Todavia, o próprio Ato Institucional cuidou da matéria, tendo em vista a orientação jurisprudencial existente, e evitou os desgastantes debates. Assim, ao alterar o artigo 105, da Constituição Federal de 1946, conferiu-lhe a seguinte redação:

§ 3º - Aos Juízes Federais compete processar e julgar em primeira instância.
a) as causas em que a União ou entidade autárquica federal for interessada como autora, ré, assistente ou opoente, exceto as de falência e acidentes de trabalho;

Essa redação é outro dos pontos cruciais desse retrospecto constitucional. Como foi visto, inexistia dúvida de que a competência para julgar ações de acidentes do trabalho não era da Justiça do Trabalho, mas sim da ordinária, tendo em vista o disposto no §1o, do artigo 123, da Constituição Federal de 1946, acima transcrito. Somente nessa situação pré-estabelecida pode-se entender a ressalva do legislador de que os juízes federais não seriam competentes para julgar o feito.

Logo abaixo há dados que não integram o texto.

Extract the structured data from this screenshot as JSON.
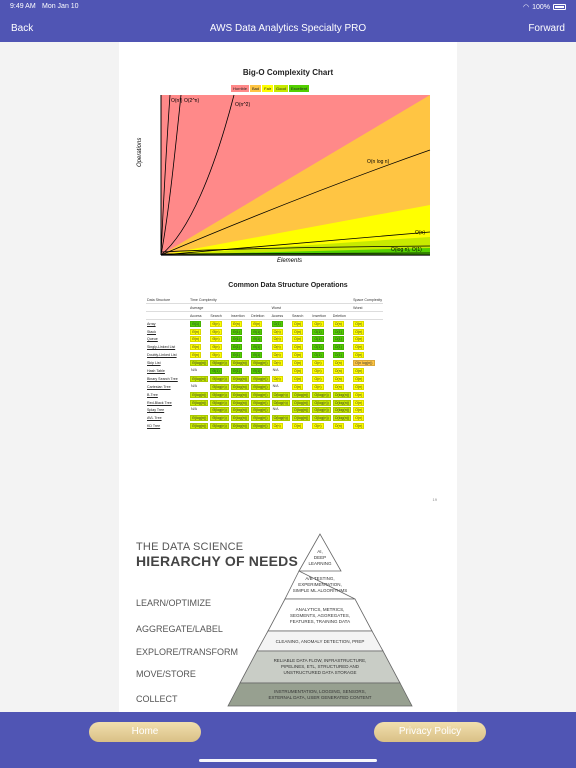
{
  "status_bar": {
    "time": "9:49 AM",
    "date": "Mon Jan 10",
    "battery": "100%"
  },
  "nav": {
    "back": "Back",
    "title": "AWS Data Analytics Specialty PRO",
    "forward": "Forward"
  },
  "big_o": {
    "title": "Big-O Complexity Chart",
    "legend": [
      "Horrible",
      "Bad",
      "Fair",
      "Good",
      "Excellent"
    ],
    "xlabel": "Elements",
    "ylabel": "Operations",
    "curves": [
      "O(n!)",
      "O(2^n)",
      "O(n^2)",
      "O(n log n)",
      "O(n)",
      "O(log n), O(1)"
    ]
  },
  "ds_table": {
    "title": "Common Data Structure Operations",
    "header1": [
      "Data Structure",
      "Time Complexity",
      "Space Complexity"
    ],
    "header2": [
      "Average",
      "Worst",
      "Worst"
    ],
    "header3": [
      "Access",
      "Search",
      "Insertion",
      "Deletion",
      "Access",
      "Search",
      "Insertion",
      "Deletion"
    ],
    "rows": [
      {
        "name": "Array",
        "cells": [
          [
            "Θ(1)",
            "excellent"
          ],
          [
            "Θ(n)",
            "fair"
          ],
          [
            "Θ(n)",
            "fair"
          ],
          [
            "Θ(n)",
            "fair"
          ],
          [
            "O(1)",
            "excellent"
          ],
          [
            "O(n)",
            "fair"
          ],
          [
            "O(n)",
            "fair"
          ],
          [
            "O(n)",
            "fair"
          ],
          [
            "O(n)",
            "fair"
          ]
        ]
      },
      {
        "name": "Stack",
        "cells": [
          [
            "Θ(n)",
            "fair"
          ],
          [
            "Θ(n)",
            "fair"
          ],
          [
            "Θ(1)",
            "excellent"
          ],
          [
            "Θ(1)",
            "excellent"
          ],
          [
            "O(n)",
            "fair"
          ],
          [
            "O(n)",
            "fair"
          ],
          [
            "O(1)",
            "excellent"
          ],
          [
            "O(1)",
            "excellent"
          ],
          [
            "O(n)",
            "fair"
          ]
        ]
      },
      {
        "name": "Queue",
        "cells": [
          [
            "Θ(n)",
            "fair"
          ],
          [
            "Θ(n)",
            "fair"
          ],
          [
            "Θ(1)",
            "excellent"
          ],
          [
            "Θ(1)",
            "excellent"
          ],
          [
            "O(n)",
            "fair"
          ],
          [
            "O(n)",
            "fair"
          ],
          [
            "O(1)",
            "excellent"
          ],
          [
            "O(1)",
            "excellent"
          ],
          [
            "O(n)",
            "fair"
          ]
        ]
      },
      {
        "name": "Singly-Linked List",
        "cells": [
          [
            "Θ(n)",
            "fair"
          ],
          [
            "Θ(n)",
            "fair"
          ],
          [
            "Θ(1)",
            "excellent"
          ],
          [
            "Θ(1)",
            "excellent"
          ],
          [
            "O(n)",
            "fair"
          ],
          [
            "O(n)",
            "fair"
          ],
          [
            "O(1)",
            "excellent"
          ],
          [
            "O(1)",
            "excellent"
          ],
          [
            "O(n)",
            "fair"
          ]
        ]
      },
      {
        "name": "Doubly-Linked List",
        "cells": [
          [
            "Θ(n)",
            "fair"
          ],
          [
            "Θ(n)",
            "fair"
          ],
          [
            "Θ(1)",
            "excellent"
          ],
          [
            "Θ(1)",
            "excellent"
          ],
          [
            "O(n)",
            "fair"
          ],
          [
            "O(n)",
            "fair"
          ],
          [
            "O(1)",
            "excellent"
          ],
          [
            "O(1)",
            "excellent"
          ],
          [
            "O(n)",
            "fair"
          ]
        ]
      },
      {
        "name": "Skip List",
        "cells": [
          [
            "Θ(log(n))",
            "good"
          ],
          [
            "Θ(log(n))",
            "good"
          ],
          [
            "Θ(log(n))",
            "good"
          ],
          [
            "Θ(log(n))",
            "good"
          ],
          [
            "O(n)",
            "fair"
          ],
          [
            "O(n)",
            "fair"
          ],
          [
            "O(n)",
            "fair"
          ],
          [
            "O(n)",
            "fair"
          ],
          [
            "O(n log(n))",
            "bad"
          ]
        ]
      },
      {
        "name": "Hash Table",
        "cells": [
          [
            "N/A",
            "na"
          ],
          [
            "Θ(1)",
            "excellent"
          ],
          [
            "Θ(1)",
            "excellent"
          ],
          [
            "Θ(1)",
            "excellent"
          ],
          [
            "N/A",
            "na"
          ],
          [
            "O(n)",
            "fair"
          ],
          [
            "O(n)",
            "fair"
          ],
          [
            "O(n)",
            "fair"
          ],
          [
            "O(n)",
            "fair"
          ]
        ]
      },
      {
        "name": "Binary Search Tree",
        "cells": [
          [
            "Θ(log(n))",
            "good"
          ],
          [
            "Θ(log(n))",
            "good"
          ],
          [
            "Θ(log(n))",
            "good"
          ],
          [
            "Θ(log(n))",
            "good"
          ],
          [
            "O(n)",
            "fair"
          ],
          [
            "O(n)",
            "fair"
          ],
          [
            "O(n)",
            "fair"
          ],
          [
            "O(n)",
            "fair"
          ],
          [
            "O(n)",
            "fair"
          ]
        ]
      },
      {
        "name": "Cartesian Tree",
        "cells": [
          [
            "N/A",
            "na"
          ],
          [
            "Θ(log(n))",
            "good"
          ],
          [
            "Θ(log(n))",
            "good"
          ],
          [
            "Θ(log(n))",
            "good"
          ],
          [
            "N/A",
            "na"
          ],
          [
            "O(n)",
            "fair"
          ],
          [
            "O(n)",
            "fair"
          ],
          [
            "O(n)",
            "fair"
          ],
          [
            "O(n)",
            "fair"
          ]
        ]
      },
      {
        "name": "B-Tree",
        "cells": [
          [
            "Θ(log(n))",
            "good"
          ],
          [
            "Θ(log(n))",
            "good"
          ],
          [
            "Θ(log(n))",
            "good"
          ],
          [
            "Θ(log(n))",
            "good"
          ],
          [
            "O(log(n))",
            "good"
          ],
          [
            "O(log(n))",
            "good"
          ],
          [
            "O(log(n))",
            "good"
          ],
          [
            "O(log(n))",
            "good"
          ],
          [
            "O(n)",
            "fair"
          ]
        ]
      },
      {
        "name": "Red-Black Tree",
        "cells": [
          [
            "Θ(log(n))",
            "good"
          ],
          [
            "Θ(log(n))",
            "good"
          ],
          [
            "Θ(log(n))",
            "good"
          ],
          [
            "Θ(log(n))",
            "good"
          ],
          [
            "O(log(n))",
            "good"
          ],
          [
            "O(log(n))",
            "good"
          ],
          [
            "O(log(n))",
            "good"
          ],
          [
            "O(log(n))",
            "good"
          ],
          [
            "O(n)",
            "fair"
          ]
        ]
      },
      {
        "name": "Splay Tree",
        "cells": [
          [
            "N/A",
            "na"
          ],
          [
            "Θ(log(n))",
            "good"
          ],
          [
            "Θ(log(n))",
            "good"
          ],
          [
            "Θ(log(n))",
            "good"
          ],
          [
            "N/A",
            "na"
          ],
          [
            "O(log(n))",
            "good"
          ],
          [
            "O(log(n))",
            "good"
          ],
          [
            "O(log(n))",
            "good"
          ],
          [
            "O(n)",
            "fair"
          ]
        ]
      },
      {
        "name": "AVL Tree",
        "cells": [
          [
            "Θ(log(n))",
            "good"
          ],
          [
            "Θ(log(n))",
            "good"
          ],
          [
            "Θ(log(n))",
            "good"
          ],
          [
            "Θ(log(n))",
            "good"
          ],
          [
            "O(log(n))",
            "good"
          ],
          [
            "O(log(n))",
            "good"
          ],
          [
            "O(log(n))",
            "good"
          ],
          [
            "O(log(n))",
            "good"
          ],
          [
            "O(n)",
            "fair"
          ]
        ]
      },
      {
        "name": "KD Tree",
        "cells": [
          [
            "Θ(log(n))",
            "good"
          ],
          [
            "Θ(log(n))",
            "good"
          ],
          [
            "Θ(log(n))",
            "good"
          ],
          [
            "Θ(log(n))",
            "good"
          ],
          [
            "O(n)",
            "fair"
          ],
          [
            "O(n)",
            "fair"
          ],
          [
            "O(n)",
            "fair"
          ],
          [
            "O(n)",
            "fair"
          ],
          [
            "O(n)",
            "fair"
          ]
        ]
      }
    ],
    "page_number": "19"
  },
  "hierarchy": {
    "title_line1": "THE DATA SCIENCE",
    "title_line2": "HIERARCHY OF NEEDS",
    "labels": [
      "LEARN/OPTIMIZE",
      "AGGREGATE/LABEL",
      "EXPLORE/TRANSFORM",
      "MOVE/STORE",
      "COLLECT"
    ],
    "levels": [
      [
        "AI,",
        "DEEP",
        "LEARNING"
      ],
      [
        "A/B TESTING,",
        "EXPERIMENTATION,",
        "SIMPLE ML ALGORITHMS"
      ],
      [
        "ANALYTICS, METRICS,",
        "SEGMENTS, AGGREGATES,",
        "FEATURES, TRAINING DATA"
      ],
      [
        "CLEANING, ANOMALY DETECTION, PREP"
      ],
      [
        "RELIABLE DATA FLOW, INFRASTRUCTURE,",
        "PIPELINES, ETL, STRUCTURED AND",
        "UNSTRUCTURED DATA STORAGE"
      ],
      [
        "INSTRUMENTATION, LOGGING, SENSORS,",
        "EXTERNAL DATA, USER GENERATED CONTENT"
      ]
    ]
  },
  "bottom": {
    "home": "Home",
    "privacy": "Privacy Policy"
  },
  "colors": {
    "bar": "#5055b4",
    "horrible": "#ff8989",
    "bad": "#ffc543",
    "fair": "#ffff00",
    "good": "#c8ea00",
    "excellent": "#53d000"
  }
}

Fosse a Justiça do Trabalho a competente, desnecessária seria a ressalva. Isto é, se inexistisse o §1o, do artigo 123, da Constituição Federal, tampouco deveria existir a última expressão da alínea “a”, do §3o, do artigo 105. Isto foi confirmado pelo constituinte de 1967, como será visto a seguir.

Vale notar que não havia a observação, hoje presente, de que os juízes federais não são competentes para julgar as ações sujeitas à Justiça do Trabalho. Assim, mais uma vez prevaleceu a tradição da Justiça Comum que, não é demais falar, ganhou experiência no trato da questão e equipou-se para solucionar devidamente os litígios.

Com a entrada em vigor do Ato Institucional nº 2, há o ponto culminante da clareza da matéria, com a compilação da experiência jurisprudencial gerada desde o primórdio das ações de indenização por acidente do trabalho:

(i) de um lado, há a ressalva de que a competência para julgar as ações por acidente de trabalho é da Justiça Ordinária, no artigo 123, §1o, da Constituição Federal;

(ii) e de outro, esclarece que a Justiça Ordinária é a Estadual, haja vista o disposto no artigo 105, §3o.

d)Constituição de 1967

Ocorre que, do vai-e-vem de emendas ao Projeto da Constituição de 1967, a matéria restou novamente obscura. Vejamos como estava redigido o projeto inicial:

“Art. 117 – Aos juízes federais compete processar e julgar, em primeira instância:I – as causas em que a União, entidade autárquica ou empresa pública federal for interessada na condição de autora, ré, assistente ou opoente, exceto as de falência e acidentes de trabalho.

”“Art. 132 – Compete à Justiça do Trabalho conciliar e julgar os dissídios individuais e coletivos entre empregados e empregadores e as demais controvérsias oriundas de relação de trabalho regidas por lei especial”

Nota-se que o parágrafo que retirava a competência da Justiça do Trabalho para processar as ações de indenização por acidente de trabalho foi suprimido. A redação original, portanto, restou confusa (tal como na Constituição de 1988). Não estava claro o alcance da expressão “acidente de trabalho”, lançando dúvida se a competência para julgar esse tipo de ação seria da Justiça ordinária ou da Justiça do Trabalho.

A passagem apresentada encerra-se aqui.